Tuesday, December 31, 2002

Well, the carpet men didn't come yet. And the floorboards aren't nailed down. And there are guys doing something about the damp in the basement, but there is no guarantee that it will be effective. And (as ever) I am probably glad I do not own property.

Although renting has gone out of fashion, and 'ownership' has come in, it is just a trick of the language. Previously you could rent a place and, if you stayed long enough, acquired some rights to stay. Now you stay, and pay 'rent' to the banks and other money-lenders, and they pretend you already 'own' the house even though they will take it back the minute you stop paying off your 25 year loan. Because I went to the USA at the end of the Sixties (when every one else was going off to live in in India) I saw what happpens. You go from this 'Live Now, Pay Later' form of ownership back into what is effectively renting. Americans seemed to lease cars and houses and whiteware, and so on - as part of their 'mobility' model, if they were going to move they didn't pack it all in a van and take it with them - they dumped it, traded it, passed it on.

For such a materialist culture it was interesting to see how unpossessive they were. It goes with true wealth, I guess. If you are nouveau riche you want the big house and car and clothes, etc. When you are very, very rich you probably don't bother. Personally, I'd travel with just a passport. Why carry clothes when you can buy new ones? Why carry a toothbrush when wherever you stay there will be a fresh one? Why stay in one place when you could afford to keep moving, and hiring what you need when you arrive?

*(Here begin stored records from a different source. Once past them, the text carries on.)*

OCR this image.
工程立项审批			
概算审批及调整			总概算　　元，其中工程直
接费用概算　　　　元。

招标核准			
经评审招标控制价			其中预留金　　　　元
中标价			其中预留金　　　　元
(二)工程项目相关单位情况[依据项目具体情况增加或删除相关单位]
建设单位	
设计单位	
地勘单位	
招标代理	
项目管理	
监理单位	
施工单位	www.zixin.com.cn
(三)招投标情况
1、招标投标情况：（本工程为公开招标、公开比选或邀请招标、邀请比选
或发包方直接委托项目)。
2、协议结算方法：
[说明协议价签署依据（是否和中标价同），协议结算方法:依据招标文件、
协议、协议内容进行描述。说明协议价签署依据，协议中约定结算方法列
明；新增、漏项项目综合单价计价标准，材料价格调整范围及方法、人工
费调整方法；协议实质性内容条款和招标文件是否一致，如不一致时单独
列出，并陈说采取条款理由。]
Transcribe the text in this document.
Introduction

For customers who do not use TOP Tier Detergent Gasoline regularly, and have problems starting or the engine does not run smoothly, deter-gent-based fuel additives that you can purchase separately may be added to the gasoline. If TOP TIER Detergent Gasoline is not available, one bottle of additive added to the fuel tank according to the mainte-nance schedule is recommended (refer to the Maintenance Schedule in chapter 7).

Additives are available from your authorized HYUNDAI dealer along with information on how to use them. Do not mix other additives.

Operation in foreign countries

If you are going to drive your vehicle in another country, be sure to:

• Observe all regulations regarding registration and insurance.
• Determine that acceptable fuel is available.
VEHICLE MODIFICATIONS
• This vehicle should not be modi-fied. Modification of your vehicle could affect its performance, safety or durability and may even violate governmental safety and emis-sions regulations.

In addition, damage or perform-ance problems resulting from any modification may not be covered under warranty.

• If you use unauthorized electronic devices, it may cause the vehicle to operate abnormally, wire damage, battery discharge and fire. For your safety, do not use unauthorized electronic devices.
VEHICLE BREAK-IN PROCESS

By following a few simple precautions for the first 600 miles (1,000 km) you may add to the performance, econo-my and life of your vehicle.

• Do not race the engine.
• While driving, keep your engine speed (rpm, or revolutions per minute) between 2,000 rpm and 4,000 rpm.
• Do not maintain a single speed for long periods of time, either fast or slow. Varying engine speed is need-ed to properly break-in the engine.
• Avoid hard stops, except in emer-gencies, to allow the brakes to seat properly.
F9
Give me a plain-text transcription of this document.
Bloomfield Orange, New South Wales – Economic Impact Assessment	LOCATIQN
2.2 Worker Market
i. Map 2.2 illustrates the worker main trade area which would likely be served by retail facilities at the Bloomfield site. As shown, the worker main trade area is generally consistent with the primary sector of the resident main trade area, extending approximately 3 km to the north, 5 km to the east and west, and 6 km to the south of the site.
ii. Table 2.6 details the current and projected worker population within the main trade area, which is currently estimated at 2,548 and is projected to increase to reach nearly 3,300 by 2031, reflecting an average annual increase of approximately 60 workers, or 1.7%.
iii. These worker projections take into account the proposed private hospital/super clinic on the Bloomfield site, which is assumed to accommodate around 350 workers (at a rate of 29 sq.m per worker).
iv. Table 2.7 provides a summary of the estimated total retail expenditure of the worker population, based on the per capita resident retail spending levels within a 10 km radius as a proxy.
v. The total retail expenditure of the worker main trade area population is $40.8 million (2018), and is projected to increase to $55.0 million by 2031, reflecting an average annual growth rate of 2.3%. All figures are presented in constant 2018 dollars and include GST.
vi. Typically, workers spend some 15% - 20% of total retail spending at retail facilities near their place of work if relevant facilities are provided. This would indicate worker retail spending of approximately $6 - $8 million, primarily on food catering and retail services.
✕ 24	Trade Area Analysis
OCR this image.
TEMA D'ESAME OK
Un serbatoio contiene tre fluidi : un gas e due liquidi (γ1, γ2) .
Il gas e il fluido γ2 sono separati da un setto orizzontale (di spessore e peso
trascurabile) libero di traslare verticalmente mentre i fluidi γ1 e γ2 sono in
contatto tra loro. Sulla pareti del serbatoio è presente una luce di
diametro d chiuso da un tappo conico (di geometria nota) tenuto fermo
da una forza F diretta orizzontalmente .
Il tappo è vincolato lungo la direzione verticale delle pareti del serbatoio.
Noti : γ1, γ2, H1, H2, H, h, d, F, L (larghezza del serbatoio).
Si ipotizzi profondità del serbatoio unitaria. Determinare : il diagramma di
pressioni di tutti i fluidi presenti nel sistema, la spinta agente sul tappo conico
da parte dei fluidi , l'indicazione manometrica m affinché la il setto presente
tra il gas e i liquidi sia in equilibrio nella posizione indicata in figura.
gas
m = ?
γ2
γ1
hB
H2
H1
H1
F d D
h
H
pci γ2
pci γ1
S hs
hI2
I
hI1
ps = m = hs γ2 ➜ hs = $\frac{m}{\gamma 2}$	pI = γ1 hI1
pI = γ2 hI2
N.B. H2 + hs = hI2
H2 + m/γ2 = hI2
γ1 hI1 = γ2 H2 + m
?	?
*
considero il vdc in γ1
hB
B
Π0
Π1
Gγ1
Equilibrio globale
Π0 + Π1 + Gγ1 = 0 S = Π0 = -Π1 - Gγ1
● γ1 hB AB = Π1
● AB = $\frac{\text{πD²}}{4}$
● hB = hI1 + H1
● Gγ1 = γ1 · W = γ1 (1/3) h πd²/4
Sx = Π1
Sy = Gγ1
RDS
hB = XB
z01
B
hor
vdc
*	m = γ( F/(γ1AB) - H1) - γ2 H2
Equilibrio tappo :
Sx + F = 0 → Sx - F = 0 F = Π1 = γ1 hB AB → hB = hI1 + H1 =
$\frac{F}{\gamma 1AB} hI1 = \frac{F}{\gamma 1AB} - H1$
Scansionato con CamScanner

I remember that Bucky Fuller went from owning cars to renting them (in his multiple circumnavigations of the globe) for similar reasons. This hasn't help me convince anybody that this ownership thing is already out of date. You can't tell them it is a gamble and a house of cards. It's like telling people that their ticket will not win the lottery - you're probably right (they even admit it sometimes) but you can't be sure. Well no, I can't be sure things are hopeless, but if I want a glimmer of hope in life it has to be more than a vague promise from a huge corporation that a worthless piece of paper which they have sold me just might turn out to be worth lots!

Still, I guess I am only bitter and impoverished, having not climbed on this particular bandwagon. And like any of my rants against cars and mortgages, and hire purchase - there's an old fashioned term for what we now call ownership (it used to be more obvious that you were renting something up until the day you had paid the capital costs, at which point the owner might not want it back, used, and could afford to 'let it go' to you) - it's all considered to be 'sour grapes' rather than despairing humour.